Plainly the only way to understand the adventurer is to hear him as he attempts to put his motivations into words:

∙ Richard Peck, 44, is a Princeton graduate, the father of three children and the owner of a Cincinnati advertising agency. He has spent the past 16 months trying to find the famed Lost Dutchman gold mine in Arizona's barren Superstition Mountain range. "The more I read about the Lost Dutchman," he recalls, "the more I kept coming back to it. Finally, I was sure I knew where the Lost Dutchman was. I was going to tear this thing open.

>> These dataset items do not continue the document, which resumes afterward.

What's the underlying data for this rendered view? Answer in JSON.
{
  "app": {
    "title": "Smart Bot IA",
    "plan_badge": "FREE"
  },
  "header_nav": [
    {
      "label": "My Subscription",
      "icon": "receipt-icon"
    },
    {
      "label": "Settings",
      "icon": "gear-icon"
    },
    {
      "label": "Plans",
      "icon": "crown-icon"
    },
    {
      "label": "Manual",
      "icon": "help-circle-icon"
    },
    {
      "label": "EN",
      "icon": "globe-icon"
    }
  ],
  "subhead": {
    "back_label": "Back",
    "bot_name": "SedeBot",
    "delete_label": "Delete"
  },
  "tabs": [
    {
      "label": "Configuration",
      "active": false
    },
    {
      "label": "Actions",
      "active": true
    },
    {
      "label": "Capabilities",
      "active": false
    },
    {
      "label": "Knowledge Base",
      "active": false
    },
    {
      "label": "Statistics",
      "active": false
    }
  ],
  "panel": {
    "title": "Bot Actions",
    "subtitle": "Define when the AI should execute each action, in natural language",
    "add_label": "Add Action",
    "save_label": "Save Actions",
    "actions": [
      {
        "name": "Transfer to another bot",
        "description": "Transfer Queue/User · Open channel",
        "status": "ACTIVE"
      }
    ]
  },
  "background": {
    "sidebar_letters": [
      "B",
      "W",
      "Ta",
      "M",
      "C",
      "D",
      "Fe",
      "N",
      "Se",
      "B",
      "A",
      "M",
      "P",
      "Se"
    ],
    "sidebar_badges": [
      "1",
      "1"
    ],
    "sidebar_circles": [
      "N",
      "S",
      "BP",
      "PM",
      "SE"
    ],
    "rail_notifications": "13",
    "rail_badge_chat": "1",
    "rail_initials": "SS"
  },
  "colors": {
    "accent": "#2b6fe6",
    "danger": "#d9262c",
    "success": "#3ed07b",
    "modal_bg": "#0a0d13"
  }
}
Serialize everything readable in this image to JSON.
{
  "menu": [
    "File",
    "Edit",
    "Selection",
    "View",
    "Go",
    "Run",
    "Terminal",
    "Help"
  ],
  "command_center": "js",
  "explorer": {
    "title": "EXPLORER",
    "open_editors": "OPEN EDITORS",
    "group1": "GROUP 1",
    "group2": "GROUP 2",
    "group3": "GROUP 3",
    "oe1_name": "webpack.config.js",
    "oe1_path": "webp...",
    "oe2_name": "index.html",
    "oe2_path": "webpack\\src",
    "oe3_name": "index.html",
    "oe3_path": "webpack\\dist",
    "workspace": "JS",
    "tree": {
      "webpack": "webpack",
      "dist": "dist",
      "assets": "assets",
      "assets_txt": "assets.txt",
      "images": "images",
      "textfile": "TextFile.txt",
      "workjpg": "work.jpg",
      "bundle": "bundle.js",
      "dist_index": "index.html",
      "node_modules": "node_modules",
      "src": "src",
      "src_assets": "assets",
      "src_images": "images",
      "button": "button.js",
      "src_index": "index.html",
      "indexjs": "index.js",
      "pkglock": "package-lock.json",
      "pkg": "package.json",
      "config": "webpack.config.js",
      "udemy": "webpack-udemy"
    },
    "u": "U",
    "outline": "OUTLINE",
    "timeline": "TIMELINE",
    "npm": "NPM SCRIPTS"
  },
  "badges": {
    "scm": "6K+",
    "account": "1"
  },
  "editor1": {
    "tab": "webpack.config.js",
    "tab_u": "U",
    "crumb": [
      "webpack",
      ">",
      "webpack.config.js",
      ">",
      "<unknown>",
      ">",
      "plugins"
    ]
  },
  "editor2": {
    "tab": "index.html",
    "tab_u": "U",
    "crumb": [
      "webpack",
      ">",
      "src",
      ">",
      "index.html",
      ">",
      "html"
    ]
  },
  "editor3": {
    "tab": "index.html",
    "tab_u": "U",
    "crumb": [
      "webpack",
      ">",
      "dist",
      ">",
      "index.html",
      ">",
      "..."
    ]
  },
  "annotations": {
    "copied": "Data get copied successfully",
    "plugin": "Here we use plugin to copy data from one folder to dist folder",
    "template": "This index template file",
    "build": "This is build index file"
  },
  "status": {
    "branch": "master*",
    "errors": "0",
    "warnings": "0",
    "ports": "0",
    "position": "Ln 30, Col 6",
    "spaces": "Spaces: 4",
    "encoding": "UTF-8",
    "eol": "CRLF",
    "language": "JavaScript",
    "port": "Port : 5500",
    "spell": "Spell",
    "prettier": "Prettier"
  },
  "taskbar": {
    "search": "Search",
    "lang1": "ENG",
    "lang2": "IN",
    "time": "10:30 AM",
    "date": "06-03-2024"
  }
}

I thought I was going to have it wrapped up in two weeks." So far his search has cost him $80,000. "I had to try something like this because it was so impossible. But if this mine is ever found it's still going to hurt in a lot of ways. Something is going to be lost out of this world."

∙ Dr. William R. Halliday, 49, is a chest surgeon by profession; by avocation he is a spelunker in the caves of the limestone belt that stretches from Ohio and Kentucky to New Mexico. "Curiosity takes you underground in the first place," he says. "And once there, you're hooked. You discover one thing, and that's never enough; you're always pushing back, and then back beyond that. Everything underground seems to ask a question. I've seen this challenge change a motorcycle punk in Los Angeles into a Ph.D." A cave's size or depth is not what attracts the spelunker. "There can be a hole behind any rock," says Halliday, "and often we get as much satisfaction in going 400 feet as we do in a much more impressive distance."

∙ John Zink, the millionaire owner of a furnace company, finds adventure atop a 100,000-lb. bulldozer, clearing timber and building roads on a 12,000-acre tract near Tulsa that he is turning into a Boy Scout camp. That's not adventure? Well, it is when one considers that Zink is 72 years old, and that he has more than once had to throw himself clear when his huge dozer overturned in the rugged country. "Of course it's dangerous," snorts Zink. "But I haven't any time for country clubs or flitting off to Europe. I'd rather build roads for Boy Scouts. I feel sorry for the lame, the weak, the ill and the stupid; they aren't going to run the country for you. What I'm trying to do is make a place where the smart will get smarter, the strong stronger, and the swift swifter."